Justiça suspende punição de policial cearense após repercussão sobre machismo na corporação
Justiça suspende punição de policial cearense após repercussão sobre machismo na corporação

Após ter sua prisão suspensa pela justiça do Ceará, a policial militar Mayara Kelly Melo Mota desabafou: “Estava me sentindo no fundo do poço”. A PM foi condenada por lavar uma viatura e mostrar a foto em redes sociais. Mayara agradeceu o apoio e incentivo dos seguidores nas redes sociais. Concursada e aprovada para ser soldado da Polícia Militar do Ceará (PMCE) Mayara Kelly transformou um episódio de punição disciplinar em símbolo de um problema antigo: o machismo arraigado no ambiente militar brasileiro. A policial foi sancionada com dois dias de prisão disciplinar — a chamada “permanência no quartel” — após publicar vídeos nas redes sociais, entre eles, um em que aparecia lavando a viatura da corporação e outro ensinando a fazer um torniquete, técnica usada para conter hemorragias.

A justificativa oficial foi o “uso indevido da imagem da corporação”. Mas, na prática, o caso expôs a discrepância entre o tratamento dado a homens e mulheres dentro das forças de segurança. Enquanto muitos policiais homens mantêm perfis públicos mostrando armas, fardas e operações, raramente enfrentam punições semelhantes.

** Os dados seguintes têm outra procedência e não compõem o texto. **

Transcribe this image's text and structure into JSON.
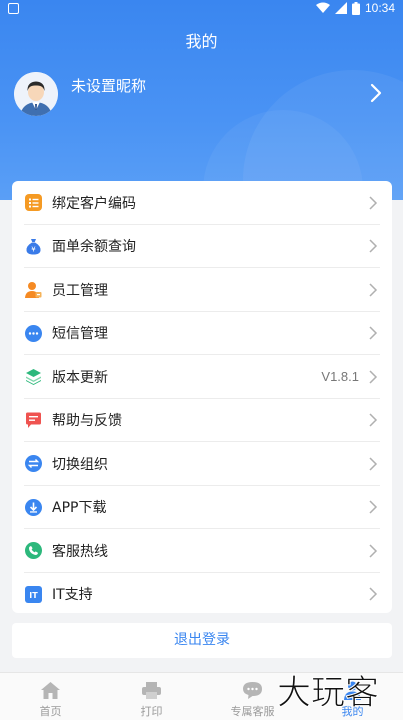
{
  "status_bar": {
    "time": "10:34"
  },
  "header": {
    "title": "我的"
  },
  "profile": {
    "nickname": "未设置昵称"
  },
  "menu": [
    {
      "label": "绑定客户编码",
      "icon": "clipboard-list-icon",
      "color": "#f59a23",
      "value": ""
    },
    {
      "label": "面单余额查询",
      "icon": "money-bag-icon",
      "color": "#3a7be8",
      "value": ""
    },
    {
      "label": "员工管理",
      "icon": "staff-person-icon",
      "color": "#f58a23",
      "value": ""
    },
    {
      "label": "短信管理",
      "icon": "message-dots-icon",
      "color": "#3a86f0",
      "value": ""
    },
    {
      "label": "版本更新",
      "icon": "layers-icon",
      "color": "#2db87c",
      "value": "V1.8.1"
    },
    {
      "label": "帮助与反馈",
      "icon": "feedback-icon",
      "color": "#ef5350",
      "value": ""
    },
    {
      "label": "切换组织",
      "icon": "switch-arrows-icon",
      "color": "#3a86f0",
      "value": ""
    },
    {
      "label": "APP下载",
      "icon": "download-icon",
      "color": "#3a86f0",
      "value": ""
    },
    {
      "label": "客服热线",
      "icon": "phone-icon",
      "color": "#2db87c",
      "value": ""
    },
    {
      "label": "IT支持",
      "icon": "it-badge-icon",
      "color": "#3a86f0",
      "value": ""
    }
  ],
  "logout_label": "退出登录",
  "tabs": [
    {
      "label": "首页",
      "icon": "home-icon",
      "active": false
    },
    {
      "label": "打印",
      "icon": "printer-icon",
      "active": false
    },
    {
      "label": "专属客服",
      "icon": "chat-bubble-icon",
      "active": false
    },
    {
      "label": "我的",
      "icon": "user-icon",
      "active": true
    }
  ],
  "watermark": {
    "text": "大玩客"
  },
  "colors": {
    "accent": "#3a86f0",
    "background": "#f2f3f5",
    "hero_gradient_top": "#3a86f0",
    "hero_gradient_bottom": "#5a9ff6"
  }
}
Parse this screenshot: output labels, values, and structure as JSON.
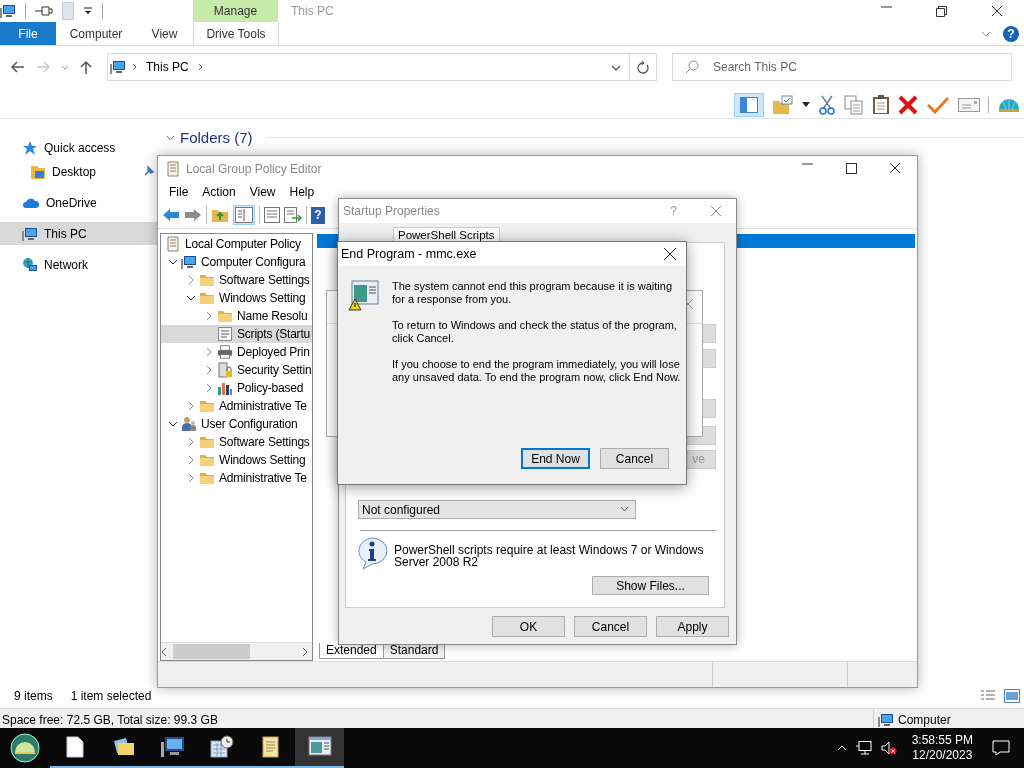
{
  "explorer": {
    "title": "This PC",
    "context_tab": "Manage",
    "help_button": "?",
    "ribbon_tabs": [
      {
        "label": "File",
        "kind": "file",
        "selected": false
      },
      {
        "label": "Computer",
        "kind": "tab",
        "selected": false
      },
      {
        "label": "View",
        "kind": "tab",
        "selected": false
      },
      {
        "label": "Drive Tools",
        "kind": "context",
        "selected": false
      }
    ],
    "address": {
      "path": "This PC"
    },
    "search": {
      "placeholder": "Search This PC"
    },
    "nav": [
      {
        "label": "Quick access",
        "kind": "star",
        "selected": false,
        "children": [
          {
            "label": "Desktop",
            "kind": "desktop",
            "selected": false,
            "pinned": true
          }
        ]
      },
      {
        "label": "OneDrive",
        "kind": "cloud",
        "selected": false
      },
      {
        "label": "This PC",
        "kind": "computer",
        "selected": true
      },
      {
        "label": "Network",
        "kind": "network",
        "selected": false
      }
    ],
    "section": "Folders (7)",
    "status": {
      "items": "9 items",
      "selection": "1 item selected"
    },
    "drive_status": {
      "space": "Space free: 72.5 GB, Total size: 99.3 GB",
      "location": "Computer"
    }
  },
  "gpedit": {
    "title": "Local Group Policy Editor",
    "menu": [
      "File",
      "Action",
      "View",
      "Help"
    ],
    "help_button": "?",
    "tree": [
      {
        "label": "Local Computer Policy",
        "kind": "policy",
        "selected": false,
        "children": [
          {
            "label": "Computer Configura",
            "kind": "computer",
            "selected": false,
            "expanded": true,
            "children": [
              {
                "label": "Software Settings",
                "kind": "folder",
                "selected": false,
                "expanded": false
              },
              {
                "label": "Windows Setting",
                "kind": "folder",
                "selected": false,
                "expanded": true,
                "children": [
                  {
                    "label": "Name Resolu",
                    "kind": "folder",
                    "selected": false,
                    "expanded": false
                  },
                  {
                    "label": "Scripts (Startu",
                    "kind": "script",
                    "selected": true
                  },
                  {
                    "label": "Deployed Prin",
                    "kind": "printer",
                    "selected": false,
                    "expanded": false
                  },
                  {
                    "label": "Security Settin",
                    "kind": "security",
                    "selected": false,
                    "expanded": false
                  },
                  {
                    "label": "Policy-based",
                    "kind": "chart",
                    "selected": false,
                    "expanded": false
                  }
                ]
              },
              {
                "label": "Administrative Te",
                "kind": "folder",
                "selected": false,
                "expanded": false
              }
            ]
          },
          {
            "label": "User Configuration",
            "kind": "user",
            "selected": false,
            "expanded": true,
            "children": [
              {
                "label": "Software Settings",
                "kind": "folder",
                "selected": false,
                "expanded": false
              },
              {
                "label": "Windows Setting",
                "kind": "folder",
                "selected": false,
                "expanded": false
              },
              {
                "label": "Administrative Te",
                "kind": "folder",
                "selected": false,
                "expanded": false
              }
            ]
          }
        ]
      }
    ],
    "view_tabs": [
      {
        "label": "Extended",
        "selected": true
      },
      {
        "label": "Standard",
        "selected": false
      }
    ]
  },
  "startup_dialog": {
    "title": "Startup Properties",
    "help_button": "?",
    "tabs": [
      {
        "label": "PowerShell Scripts",
        "selected": true
      }
    ],
    "side_button": "ve",
    "order": {
      "value": "Not configured"
    },
    "note": "PowerShell scripts require at least Windows 7 or Windows Server 2008 R2",
    "show_files": "Show Files...",
    "buttons": [
      "OK",
      "Cancel",
      "Apply"
    ]
  },
  "end_program": {
    "title": "End Program - mmc.exe",
    "paragraphs": [
      "The system cannot end this program because it is waiting for a response from you.",
      "To return to Windows and check the status of the program, click Cancel.",
      "If you choose to end the program immediately, you will lose any unsaved data. To end the program now, click End Now."
    ],
    "buttons": [
      {
        "label": "End Now",
        "default": true
      },
      {
        "label": "Cancel",
        "default": false
      }
    ]
  },
  "taskbar": {
    "apps": [
      {
        "kind": "document",
        "running": true,
        "active": false
      },
      {
        "kind": "folders",
        "running": true,
        "active": false
      },
      {
        "kind": "computer",
        "running": true,
        "active": false
      },
      {
        "kind": "calendar",
        "running": true,
        "active": false
      },
      {
        "kind": "scroll",
        "running": true,
        "active": false
      },
      {
        "kind": "console",
        "running": true,
        "active": true
      }
    ],
    "time": "3:58:55 PM",
    "date": "12/20/2023"
  }
}
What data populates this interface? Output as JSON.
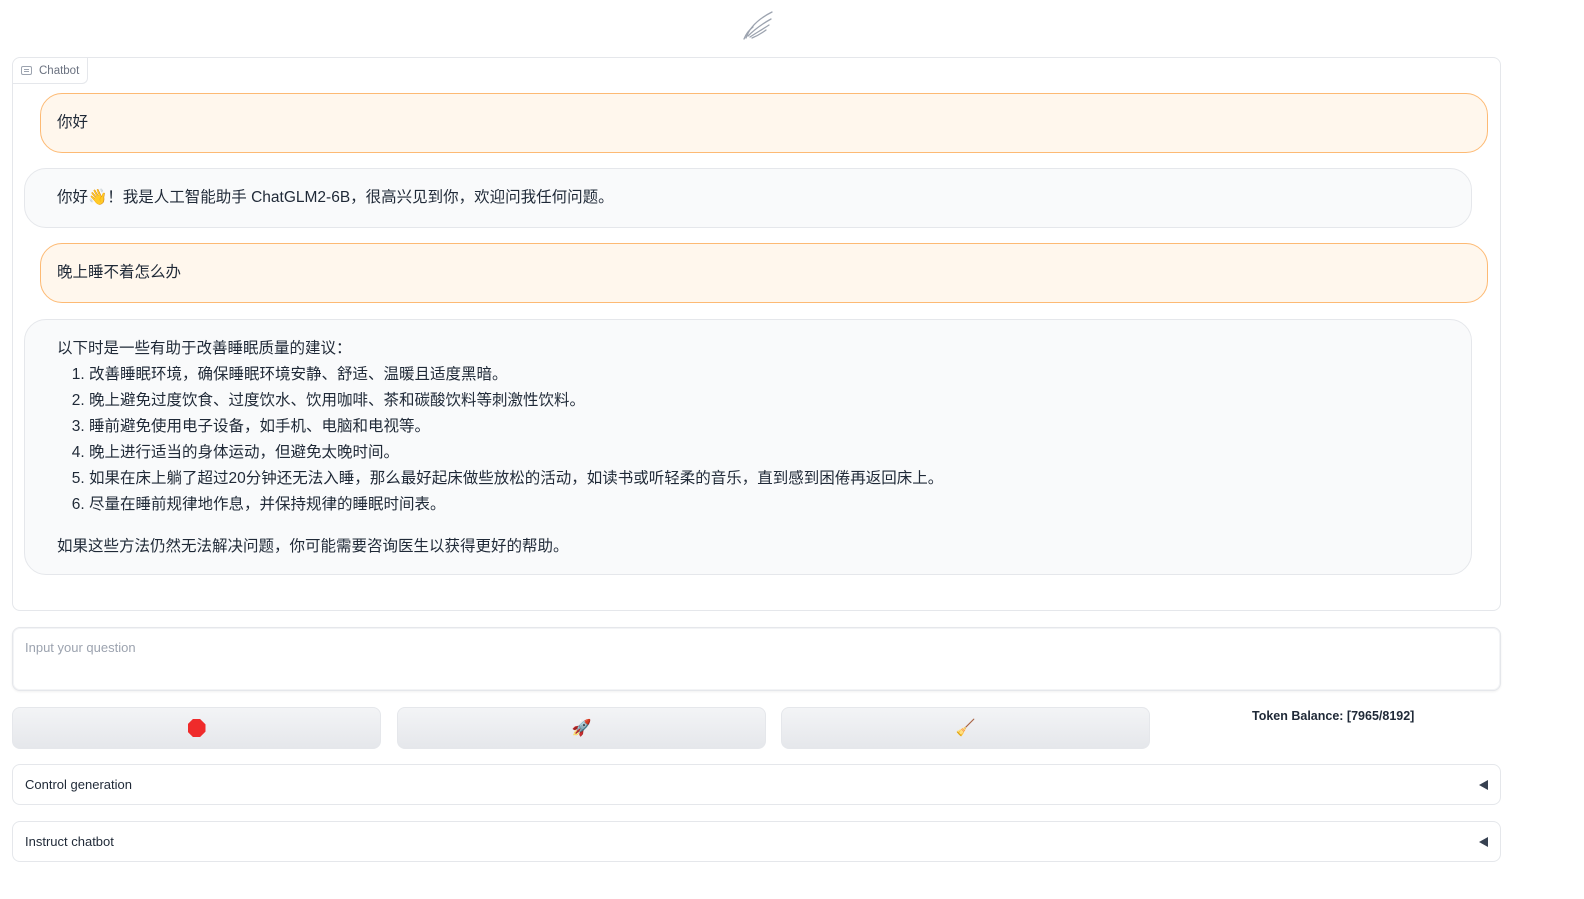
{
  "header": {
    "logo_icon": "wings-logo-icon"
  },
  "chatbot": {
    "label": "Chatbot",
    "messages": [
      {
        "role": "user",
        "text": "你好"
      },
      {
        "role": "bot",
        "text": "你好👋！我是人工智能助手 ChatGLM2-6B，很高兴见到你，欢迎问我任何问题。"
      },
      {
        "role": "user",
        "text": "晚上睡不着怎么办"
      },
      {
        "role": "bot",
        "intro": "以下时是一些有助于改善睡眠质量的建议：",
        "items": [
          "改善睡眠环境，确保睡眠环境安静、舒适、温暖且适度黑暗。",
          "晚上避免过度饮食、过度饮水、饮用咖啡、茶和碳酸饮料等刺激性饮料。",
          "睡前避免使用电子设备，如手机、电脑和电视等。",
          "晚上进行适当的身体运动，但避免太晚时间。",
          "如果在床上躺了超过20分钟还无法入睡，那么最好起床做些放松的活动，如读书或听轻柔的音乐，直到感到困倦再返回床上。",
          "尽量在睡前规律地作息，并保持规律的睡眠时间表。"
        ],
        "outro": "如果这些方法仍然无法解决问题，你可能需要咨询医生以获得更好的帮助。"
      }
    ]
  },
  "input": {
    "placeholder": "Input your question",
    "value": ""
  },
  "buttons": {
    "stop": {
      "icon": "stop-sign-icon"
    },
    "send": {
      "icon": "rocket-icon",
      "glyph": "🚀"
    },
    "clear": {
      "icon": "broom-icon",
      "glyph": "🧹"
    }
  },
  "token_balance": "Token Balance: [7965/8192]",
  "accordions": [
    {
      "label": "Control generation",
      "state": "collapsed"
    },
    {
      "label": "Instruct chatbot",
      "state": "collapsed"
    }
  ],
  "colors": {
    "user_bubble_bg": "#fff7ed",
    "user_bubble_border": "#fdba74",
    "bot_bubble_bg": "#f9fafb",
    "stop_red": "#ef2b2b"
  }
}
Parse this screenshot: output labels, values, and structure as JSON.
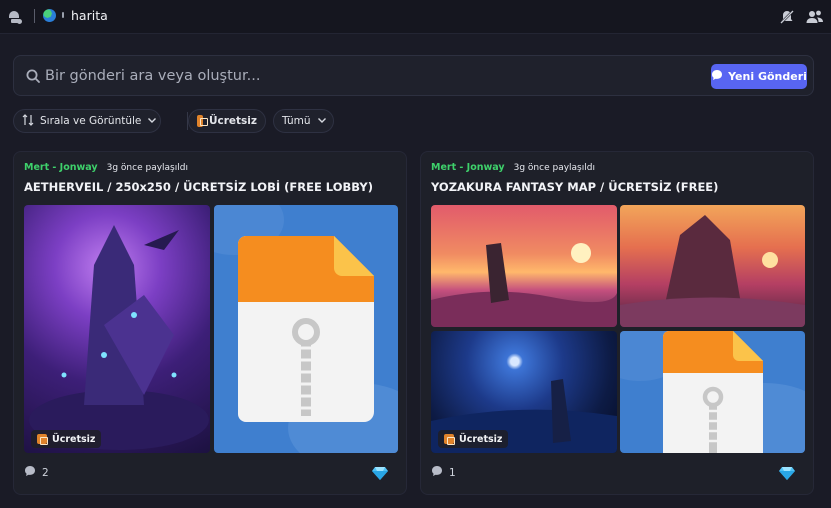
{
  "topbar": {
    "channel_name": "harita"
  },
  "search": {
    "placeholder": "Bir gönderi ara veya oluştur...",
    "new_post_label": "Yeni Gönderi"
  },
  "filters": {
    "sort_label": "Sırala ve Görüntüle",
    "tag_label": "Ücretsiz",
    "all_label": "Tümü"
  },
  "posts": [
    {
      "author": "Mert - Jonway",
      "time": "3g önce paylaşıldı",
      "title": "AETHERVEIL / 250x250 / ÜCRETSİZ LOBİ (FREE LOBBY)",
      "badge": "Ücretsiz",
      "comments": "2"
    },
    {
      "author": "Mert - Jonway",
      "time": "3g önce paylaşıldı",
      "title": "YOZAKURA FANTASY MAP / ÜCRETSİZ (FREE)",
      "badge": "Ücretsiz",
      "comments": "1"
    }
  ],
  "colors": {
    "accent": "#5865f2",
    "author": "#3ed16b",
    "background": "#1a1b26"
  },
  "icons": [
    "threads-icon",
    "globe-icon",
    "mute-notifications-icon",
    "members-icon",
    "search-icon",
    "chat-bubble-icon",
    "sort-icon",
    "chevron-down-icon",
    "tag-icon",
    "zip-file-icon",
    "comment-icon",
    "nitro-gem-icon"
  ]
}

“Eu digo até que eu estava no fundo, me sentindo no fundo do poço mesmo. Mas essas mensagens conseguiram me puxar”, desabafou Mayara, emocionada, após receber apoio massivo nas redes. A repercussão levou o caso à Justiça — que suspendeu a punição, reconhecendo o risco de “dano de difícil reparação” à militar.

Misoginia fardada

A trajetória de Mayara é mais uma peça no mosaico de um problema estrutural: a resistência das corporações militares à presença feminina em pé de igualdade. Mulheres ingressaram oficialmente na Polícia Militar apenas na década de 1980 e, desde então, enfrentam uma cultura institucional que ainda as vê como “intrusas” em um espaço historicamente masculino.

Desafios da Presença Feminina nas Corporações Militares

Em várias polícias estaduais, as praças e oficiais mulheres são minoria, representando menos de 15% do efetivo, segundo dados do Fórum Brasileiro de Segurança Pública. E, quando ganham visibilidade, frequentemente são alvo de críticas baseadas em padrões de gênero — aparência, comportamento ou presença nas redes sociais — mais do que em sua atuação profissional.

O caso da soldado cearense escancara a dupla penalização: uma mulher que, ao tentar humanizar a farda e inspirar outras, acaba punida por “exposição indevida”, algo raramente questionado quando parte de seus colegas homens.

Avanços lentos na legislação

Apesar de a Constituição garantir igualdade de gênero entre homens e mulheres, as corporações militares permanecem regidas por regulamentos disciplinares herdados de tempos autoritários, pouco adaptados à realidade contemporânea. Muitos ainda permitem punições como prisões administrativas, uma prática abolida em outras carreiras públicas.

Nos últimos anos, projetos de lei no Congresso Nacional tentaram modernizar os códigos disciplinares das polícias militares e bombeiros, incluindo mecanismos contra assédio moral e sexual e o fim da prisão administrativa. No entanto, a maioria ainda não saiu do papel.

O Caso Mayara Kelly e a Busca por Igualdade

Enquanto isso, episódios como o de Mayara mostram como a hierarquia pode ser usada para controlar o comportamento de mulheres, mais do que para garantir a disciplina.

Mayara Kelly, além de policial, é mãe e influenciadora digital, com quase 50 mil seguidores. Seu conteúdo, segundo a defesa, tinha caráter “educativo e motivacional”, voltado a enaltecer o trabalho das mulheres na corporação. O tribunal reconheceu essa intenção e suspendeu a punição — uma rara vitória individual num sistema ainda profundamente desigual.

Agora, ela diz que vai se dedicar aos estudos para um novo concurso público. Mas seu caso permanece como um espelho do descompasso entre discurso e prática na busca por igualdade dentro das forças de segurança. Em um ambiente onde a obediência é regra e a diversidade é vista como ameaça, mulheres como Mayara seguem sendo pioneiras — e, muitas vezes, as primeiras a pagar o preço da mudança.